Matthias Glasners Drama “This is Love” erreicht weder die moralische Fallhöhe des Vorgängers “Der freie Wille” noch geht Glasner mit derselben dramaturgischen Konsequenz ans Werk — leider. Ein beeindruckender Film ist Glasner dennoch gelungen: Zwei junge Deutsche befreien thailändische Kinderprostituierte und verkaufen sie in Deutschland (illegal aber moralisch hinterfüttert) an kinderlose Ehepaare. Die Grenzen zwischen Rettung und Verlängerung des Martyriums der achtjährigen Jenjira verwischen sich, und der (von Jens Albinus verkörperte) Chris gerät selbst in einen Strudel von Selbstbetrug, finanzieller Katastrophen und Ekel vor dem gemeinsamen Schaffen mit Holger (Jürgen Vogel).

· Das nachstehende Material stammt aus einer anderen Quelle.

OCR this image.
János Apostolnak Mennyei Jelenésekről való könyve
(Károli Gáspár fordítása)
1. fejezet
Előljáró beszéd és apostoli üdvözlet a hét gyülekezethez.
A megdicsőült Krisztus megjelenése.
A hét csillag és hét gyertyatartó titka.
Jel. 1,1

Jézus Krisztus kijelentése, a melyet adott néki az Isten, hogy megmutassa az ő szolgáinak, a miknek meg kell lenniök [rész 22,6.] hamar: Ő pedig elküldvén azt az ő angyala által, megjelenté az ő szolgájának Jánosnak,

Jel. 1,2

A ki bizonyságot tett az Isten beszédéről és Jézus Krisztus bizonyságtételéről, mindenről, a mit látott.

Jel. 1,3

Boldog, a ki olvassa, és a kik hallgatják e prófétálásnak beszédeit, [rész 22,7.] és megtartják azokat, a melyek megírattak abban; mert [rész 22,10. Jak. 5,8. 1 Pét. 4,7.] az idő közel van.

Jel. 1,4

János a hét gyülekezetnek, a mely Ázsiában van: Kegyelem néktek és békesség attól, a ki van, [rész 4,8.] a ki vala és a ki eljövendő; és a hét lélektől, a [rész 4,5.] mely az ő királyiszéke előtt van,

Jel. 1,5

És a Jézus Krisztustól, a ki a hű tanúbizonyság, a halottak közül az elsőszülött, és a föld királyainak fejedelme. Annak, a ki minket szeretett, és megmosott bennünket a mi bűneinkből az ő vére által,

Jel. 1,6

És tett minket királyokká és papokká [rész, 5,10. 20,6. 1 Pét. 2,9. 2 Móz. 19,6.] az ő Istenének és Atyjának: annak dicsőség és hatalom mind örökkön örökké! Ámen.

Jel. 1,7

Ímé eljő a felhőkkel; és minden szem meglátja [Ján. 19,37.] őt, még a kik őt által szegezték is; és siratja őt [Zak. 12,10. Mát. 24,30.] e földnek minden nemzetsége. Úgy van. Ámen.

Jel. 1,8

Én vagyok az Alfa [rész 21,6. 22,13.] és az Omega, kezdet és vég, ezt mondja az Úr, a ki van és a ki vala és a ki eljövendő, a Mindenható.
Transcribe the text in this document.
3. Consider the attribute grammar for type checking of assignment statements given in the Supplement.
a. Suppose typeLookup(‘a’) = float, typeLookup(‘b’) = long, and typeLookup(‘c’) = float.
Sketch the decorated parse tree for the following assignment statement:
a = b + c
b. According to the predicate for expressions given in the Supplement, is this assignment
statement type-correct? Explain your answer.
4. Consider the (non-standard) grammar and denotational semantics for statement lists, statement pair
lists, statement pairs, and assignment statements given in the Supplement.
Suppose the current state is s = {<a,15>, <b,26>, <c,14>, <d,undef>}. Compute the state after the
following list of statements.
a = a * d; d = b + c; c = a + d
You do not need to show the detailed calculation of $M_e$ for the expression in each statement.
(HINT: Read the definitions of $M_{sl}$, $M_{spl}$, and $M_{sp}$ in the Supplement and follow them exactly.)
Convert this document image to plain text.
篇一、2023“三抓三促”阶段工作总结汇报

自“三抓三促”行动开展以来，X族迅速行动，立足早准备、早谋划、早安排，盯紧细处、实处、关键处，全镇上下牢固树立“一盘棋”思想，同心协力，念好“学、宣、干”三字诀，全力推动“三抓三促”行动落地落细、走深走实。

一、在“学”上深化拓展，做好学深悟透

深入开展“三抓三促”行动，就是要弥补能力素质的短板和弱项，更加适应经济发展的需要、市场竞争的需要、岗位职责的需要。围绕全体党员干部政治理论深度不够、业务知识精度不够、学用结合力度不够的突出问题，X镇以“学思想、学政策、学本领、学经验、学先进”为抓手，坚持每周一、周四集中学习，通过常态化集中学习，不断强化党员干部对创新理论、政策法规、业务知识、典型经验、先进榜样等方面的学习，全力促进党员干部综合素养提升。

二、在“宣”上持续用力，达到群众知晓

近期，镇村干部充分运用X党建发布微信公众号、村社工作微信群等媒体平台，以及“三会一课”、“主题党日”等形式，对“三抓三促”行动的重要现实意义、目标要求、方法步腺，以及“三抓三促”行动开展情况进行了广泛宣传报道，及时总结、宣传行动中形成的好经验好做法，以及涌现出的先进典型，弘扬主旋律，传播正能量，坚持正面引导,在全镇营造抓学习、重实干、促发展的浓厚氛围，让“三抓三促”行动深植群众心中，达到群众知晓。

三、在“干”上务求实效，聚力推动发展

Das alleine hätte als Ausgangspunkt für ein Drama ausgereicht. Schon die Rolle der schwer alkoholabhängigen Polizistin Maggie (von der von mir ansonsten wenig geschätzten Corinna Harfouch durchaus beeindruckend gespielt) schickt die Protagonisten auf eher überflüssige Umwege und bei  den vielschichtigen Konflikten zwischen Polizistin, Exmann, Kollege, Tochter etc. pp. verliert man nicht nur den Überblick sondern auch die Lust, jeder neuen Finte gedanklich zu folgen.

Wie gesagt: Immer noch ein beeindruckender, in manchen Szenen herausragend guter Film, aber auch ein allzu geschwätziger, dem ein wenig mehr Gradlinigkeit nicht geschadet hätte.